French regional daily newspaper

La Dépêche de Brest et de l'Ouest was a French regional daily newspaper published in Brest, France, later relocated to Morlaix, and circulated from 1886 to 1944.

== History ==
The newspaper was founded in Brest by Arthur Dessoye on 18 November 1886.

It was successively managed by Louis Coudurier and later his son Marcel Coudurier. Following the Allied bombings on Brest, the newspaper, originally headquartered in Place Wilson, was moved to Morlaix in 1941.

Until March 1942, under the direction of Marcel Coudurier, who was co-proprietor with Victor Le Gorgeu, the newspaper was sceptical towards Vichy policies. However, under pressure from the German occupiers, who threatened to suspend the newspaper, Yann Fouéré took over as director in March 1942. From that point, the newspaper adopted a more pro-Vichy and collaborationist stance.

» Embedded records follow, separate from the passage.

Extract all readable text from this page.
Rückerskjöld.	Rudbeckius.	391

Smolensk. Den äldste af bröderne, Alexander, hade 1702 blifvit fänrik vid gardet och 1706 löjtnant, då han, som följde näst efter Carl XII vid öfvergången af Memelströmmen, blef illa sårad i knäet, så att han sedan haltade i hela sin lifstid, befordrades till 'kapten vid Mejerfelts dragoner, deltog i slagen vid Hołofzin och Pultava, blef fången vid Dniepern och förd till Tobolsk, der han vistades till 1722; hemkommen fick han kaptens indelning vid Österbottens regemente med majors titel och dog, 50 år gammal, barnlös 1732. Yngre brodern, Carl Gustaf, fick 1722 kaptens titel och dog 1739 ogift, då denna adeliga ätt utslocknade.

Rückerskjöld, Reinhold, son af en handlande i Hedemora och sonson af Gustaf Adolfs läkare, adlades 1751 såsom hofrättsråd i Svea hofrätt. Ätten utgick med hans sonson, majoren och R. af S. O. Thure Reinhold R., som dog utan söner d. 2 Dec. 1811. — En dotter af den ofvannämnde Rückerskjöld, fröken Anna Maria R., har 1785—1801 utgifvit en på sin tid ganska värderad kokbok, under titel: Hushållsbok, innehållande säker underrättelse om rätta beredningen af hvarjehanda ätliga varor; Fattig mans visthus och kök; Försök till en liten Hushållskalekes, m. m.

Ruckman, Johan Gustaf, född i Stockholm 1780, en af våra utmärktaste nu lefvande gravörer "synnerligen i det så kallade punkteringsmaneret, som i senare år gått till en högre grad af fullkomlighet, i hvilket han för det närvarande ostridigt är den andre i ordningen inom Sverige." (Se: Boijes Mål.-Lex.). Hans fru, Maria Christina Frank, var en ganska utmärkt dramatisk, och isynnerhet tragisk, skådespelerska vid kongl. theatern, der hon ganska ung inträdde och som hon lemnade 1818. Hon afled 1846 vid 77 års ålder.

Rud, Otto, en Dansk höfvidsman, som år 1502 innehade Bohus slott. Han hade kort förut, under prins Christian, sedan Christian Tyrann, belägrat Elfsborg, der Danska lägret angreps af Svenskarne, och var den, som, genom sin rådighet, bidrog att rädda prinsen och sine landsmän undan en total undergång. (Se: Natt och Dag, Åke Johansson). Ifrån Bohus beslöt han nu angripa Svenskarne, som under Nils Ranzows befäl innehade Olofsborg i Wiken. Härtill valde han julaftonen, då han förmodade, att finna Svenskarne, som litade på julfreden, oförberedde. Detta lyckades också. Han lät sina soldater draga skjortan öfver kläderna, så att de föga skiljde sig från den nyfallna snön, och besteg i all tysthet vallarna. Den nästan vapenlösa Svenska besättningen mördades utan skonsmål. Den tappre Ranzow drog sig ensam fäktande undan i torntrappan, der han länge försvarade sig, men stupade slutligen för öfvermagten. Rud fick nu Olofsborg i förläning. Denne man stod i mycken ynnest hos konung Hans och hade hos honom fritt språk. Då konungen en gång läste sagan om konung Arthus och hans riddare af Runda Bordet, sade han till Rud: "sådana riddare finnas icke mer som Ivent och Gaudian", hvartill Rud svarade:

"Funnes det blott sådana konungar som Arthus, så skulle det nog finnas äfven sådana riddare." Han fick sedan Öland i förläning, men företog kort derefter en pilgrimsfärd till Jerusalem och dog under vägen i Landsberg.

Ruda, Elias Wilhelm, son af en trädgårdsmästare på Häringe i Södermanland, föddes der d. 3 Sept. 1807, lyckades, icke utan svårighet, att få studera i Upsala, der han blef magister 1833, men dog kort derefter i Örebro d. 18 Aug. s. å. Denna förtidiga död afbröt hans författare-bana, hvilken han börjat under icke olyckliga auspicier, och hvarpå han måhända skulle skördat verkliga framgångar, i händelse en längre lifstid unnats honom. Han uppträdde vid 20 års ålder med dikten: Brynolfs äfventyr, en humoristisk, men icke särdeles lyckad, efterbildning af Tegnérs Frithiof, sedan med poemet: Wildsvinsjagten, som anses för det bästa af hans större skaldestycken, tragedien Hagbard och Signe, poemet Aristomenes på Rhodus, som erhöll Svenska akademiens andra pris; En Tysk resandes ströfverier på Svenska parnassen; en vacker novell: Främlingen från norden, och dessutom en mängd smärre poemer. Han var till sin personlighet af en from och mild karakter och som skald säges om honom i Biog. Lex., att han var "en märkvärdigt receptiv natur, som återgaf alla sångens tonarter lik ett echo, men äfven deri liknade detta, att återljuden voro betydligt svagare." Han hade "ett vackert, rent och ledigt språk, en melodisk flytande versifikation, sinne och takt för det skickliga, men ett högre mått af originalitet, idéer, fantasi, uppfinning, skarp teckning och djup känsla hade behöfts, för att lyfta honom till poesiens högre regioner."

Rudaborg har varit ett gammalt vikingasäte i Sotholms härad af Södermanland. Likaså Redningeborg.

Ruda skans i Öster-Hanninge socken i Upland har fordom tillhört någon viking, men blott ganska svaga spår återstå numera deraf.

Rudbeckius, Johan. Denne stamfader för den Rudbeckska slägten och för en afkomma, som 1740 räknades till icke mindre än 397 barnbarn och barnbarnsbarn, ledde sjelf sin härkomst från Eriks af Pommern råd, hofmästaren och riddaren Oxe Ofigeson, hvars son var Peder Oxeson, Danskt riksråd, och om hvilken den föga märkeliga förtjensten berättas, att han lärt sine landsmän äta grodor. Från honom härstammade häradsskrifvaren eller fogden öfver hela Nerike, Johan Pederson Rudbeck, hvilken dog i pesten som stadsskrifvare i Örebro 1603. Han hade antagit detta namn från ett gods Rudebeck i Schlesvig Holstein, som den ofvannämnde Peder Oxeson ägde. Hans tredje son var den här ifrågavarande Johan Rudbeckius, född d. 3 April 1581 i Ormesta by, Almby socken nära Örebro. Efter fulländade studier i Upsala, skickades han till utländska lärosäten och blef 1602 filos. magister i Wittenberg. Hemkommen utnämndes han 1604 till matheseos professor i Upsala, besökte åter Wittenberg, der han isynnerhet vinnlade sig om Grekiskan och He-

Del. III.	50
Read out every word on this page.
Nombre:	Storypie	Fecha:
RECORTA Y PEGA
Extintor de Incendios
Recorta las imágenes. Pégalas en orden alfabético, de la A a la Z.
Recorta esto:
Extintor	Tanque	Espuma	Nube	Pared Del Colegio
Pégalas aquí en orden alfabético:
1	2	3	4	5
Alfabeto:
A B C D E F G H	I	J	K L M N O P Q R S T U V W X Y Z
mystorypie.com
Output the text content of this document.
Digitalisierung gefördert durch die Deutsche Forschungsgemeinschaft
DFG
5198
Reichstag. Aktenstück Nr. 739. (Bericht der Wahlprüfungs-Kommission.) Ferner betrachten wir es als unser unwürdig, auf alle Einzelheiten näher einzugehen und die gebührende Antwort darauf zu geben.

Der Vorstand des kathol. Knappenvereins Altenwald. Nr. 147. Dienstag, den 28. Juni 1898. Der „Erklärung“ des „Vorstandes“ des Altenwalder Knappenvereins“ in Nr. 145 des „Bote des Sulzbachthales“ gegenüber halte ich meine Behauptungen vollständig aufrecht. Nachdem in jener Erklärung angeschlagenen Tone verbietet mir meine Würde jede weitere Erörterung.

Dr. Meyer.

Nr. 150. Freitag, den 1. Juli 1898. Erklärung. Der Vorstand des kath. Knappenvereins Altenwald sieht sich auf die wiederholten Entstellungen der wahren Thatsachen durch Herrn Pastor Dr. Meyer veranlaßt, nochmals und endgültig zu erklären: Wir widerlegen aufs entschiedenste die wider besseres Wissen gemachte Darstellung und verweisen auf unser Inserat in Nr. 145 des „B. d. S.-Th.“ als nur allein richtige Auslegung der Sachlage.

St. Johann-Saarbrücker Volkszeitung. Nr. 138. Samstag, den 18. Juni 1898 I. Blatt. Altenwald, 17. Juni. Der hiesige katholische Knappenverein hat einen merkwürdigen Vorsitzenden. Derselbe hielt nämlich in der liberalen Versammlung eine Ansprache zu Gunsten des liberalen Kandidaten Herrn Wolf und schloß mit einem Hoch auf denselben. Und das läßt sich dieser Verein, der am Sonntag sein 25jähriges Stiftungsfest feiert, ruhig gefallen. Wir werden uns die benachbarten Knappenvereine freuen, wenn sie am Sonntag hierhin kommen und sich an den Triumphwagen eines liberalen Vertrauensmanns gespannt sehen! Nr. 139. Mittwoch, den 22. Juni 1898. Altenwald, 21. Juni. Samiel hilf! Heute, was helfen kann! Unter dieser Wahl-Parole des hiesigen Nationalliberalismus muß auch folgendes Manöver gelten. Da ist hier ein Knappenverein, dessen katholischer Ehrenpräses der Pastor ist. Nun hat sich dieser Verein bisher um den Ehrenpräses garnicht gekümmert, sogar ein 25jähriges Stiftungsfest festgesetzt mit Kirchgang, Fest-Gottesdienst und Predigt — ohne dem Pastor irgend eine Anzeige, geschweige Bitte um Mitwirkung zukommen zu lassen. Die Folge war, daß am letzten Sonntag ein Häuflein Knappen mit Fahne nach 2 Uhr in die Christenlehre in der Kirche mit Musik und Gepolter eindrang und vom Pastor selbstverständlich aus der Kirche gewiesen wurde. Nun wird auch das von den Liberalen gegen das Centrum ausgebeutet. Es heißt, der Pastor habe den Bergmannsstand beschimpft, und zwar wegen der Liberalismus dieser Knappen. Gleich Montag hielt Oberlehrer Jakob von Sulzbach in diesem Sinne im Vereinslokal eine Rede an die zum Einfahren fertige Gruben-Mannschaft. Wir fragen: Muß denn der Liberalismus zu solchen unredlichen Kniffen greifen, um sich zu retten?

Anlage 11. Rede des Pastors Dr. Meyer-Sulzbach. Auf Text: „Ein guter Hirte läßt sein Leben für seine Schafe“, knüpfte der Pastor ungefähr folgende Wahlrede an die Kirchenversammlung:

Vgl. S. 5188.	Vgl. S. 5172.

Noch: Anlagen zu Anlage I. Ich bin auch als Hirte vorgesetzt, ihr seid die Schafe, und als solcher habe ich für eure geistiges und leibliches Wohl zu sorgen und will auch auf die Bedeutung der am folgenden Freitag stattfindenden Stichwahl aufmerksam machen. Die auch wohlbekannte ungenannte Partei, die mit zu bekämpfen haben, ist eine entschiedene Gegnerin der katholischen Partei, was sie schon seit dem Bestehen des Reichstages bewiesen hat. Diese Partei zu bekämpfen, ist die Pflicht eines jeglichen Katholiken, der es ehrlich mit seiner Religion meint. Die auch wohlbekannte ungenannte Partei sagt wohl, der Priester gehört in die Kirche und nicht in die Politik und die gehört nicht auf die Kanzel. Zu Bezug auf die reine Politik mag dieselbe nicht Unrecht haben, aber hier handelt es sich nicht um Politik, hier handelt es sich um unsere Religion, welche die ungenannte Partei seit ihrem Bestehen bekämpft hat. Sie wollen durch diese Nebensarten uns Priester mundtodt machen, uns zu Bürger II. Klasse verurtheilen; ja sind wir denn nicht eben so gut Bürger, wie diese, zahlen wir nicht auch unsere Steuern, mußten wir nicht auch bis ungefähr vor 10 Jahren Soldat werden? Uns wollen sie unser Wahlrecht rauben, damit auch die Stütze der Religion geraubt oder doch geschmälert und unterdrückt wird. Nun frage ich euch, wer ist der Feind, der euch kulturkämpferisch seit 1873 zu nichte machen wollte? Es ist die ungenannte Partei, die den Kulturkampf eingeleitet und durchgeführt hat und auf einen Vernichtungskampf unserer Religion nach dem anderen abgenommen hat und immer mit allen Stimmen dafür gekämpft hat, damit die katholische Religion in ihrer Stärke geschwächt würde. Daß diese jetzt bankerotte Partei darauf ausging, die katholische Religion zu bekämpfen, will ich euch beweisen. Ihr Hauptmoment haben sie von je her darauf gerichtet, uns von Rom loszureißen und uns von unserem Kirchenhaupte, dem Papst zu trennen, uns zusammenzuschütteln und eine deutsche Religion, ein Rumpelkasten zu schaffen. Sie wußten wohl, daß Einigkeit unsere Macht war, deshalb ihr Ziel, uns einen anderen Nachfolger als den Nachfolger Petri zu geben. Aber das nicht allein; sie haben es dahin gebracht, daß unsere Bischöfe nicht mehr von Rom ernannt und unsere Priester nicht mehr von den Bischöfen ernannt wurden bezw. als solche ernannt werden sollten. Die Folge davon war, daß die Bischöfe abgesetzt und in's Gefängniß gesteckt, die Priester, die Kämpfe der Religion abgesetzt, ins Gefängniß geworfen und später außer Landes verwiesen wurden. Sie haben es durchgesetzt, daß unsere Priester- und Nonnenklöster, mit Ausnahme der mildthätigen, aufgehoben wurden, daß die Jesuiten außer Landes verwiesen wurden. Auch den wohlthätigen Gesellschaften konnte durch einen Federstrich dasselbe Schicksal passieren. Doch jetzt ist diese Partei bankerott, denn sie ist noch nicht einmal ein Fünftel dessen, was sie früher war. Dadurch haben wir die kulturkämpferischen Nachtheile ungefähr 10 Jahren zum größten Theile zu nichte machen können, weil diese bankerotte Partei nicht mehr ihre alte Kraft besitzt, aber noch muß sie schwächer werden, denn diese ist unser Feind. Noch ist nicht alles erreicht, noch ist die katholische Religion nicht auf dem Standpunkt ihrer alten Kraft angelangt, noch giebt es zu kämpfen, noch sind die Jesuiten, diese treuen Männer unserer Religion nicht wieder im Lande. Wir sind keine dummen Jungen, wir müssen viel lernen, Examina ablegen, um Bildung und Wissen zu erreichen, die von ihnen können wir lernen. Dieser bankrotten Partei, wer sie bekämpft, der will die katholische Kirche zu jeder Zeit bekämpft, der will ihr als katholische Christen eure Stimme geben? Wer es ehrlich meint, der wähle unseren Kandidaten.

It ceased publication on 17 August 1944. In September 1944, the newspaper was banned for collaboration with Germany and was replaced by Le Télégramme.

== Archives ==
The archives of La Dépêche de Brest et de l'Ouest have been available online since 1 January 2013, thanks to a joint effort by the Brest archives and the newspaper Le Télégramme. Nearly 120,000 pages were digitized over five months and made accessible to the public.

== Bibliography ==
- Jean-Pierre Coudurier, La Dépêche de Brest : naissance et avatars d'un journal de province témoin de son temps, 1999, Éditions Le Télégramme, ISBN 2909292479
- Georges Cadiou, La Presse bretonne dans la collaboration, 1940–1944, Fouesnant, Yoran embanner, 2022.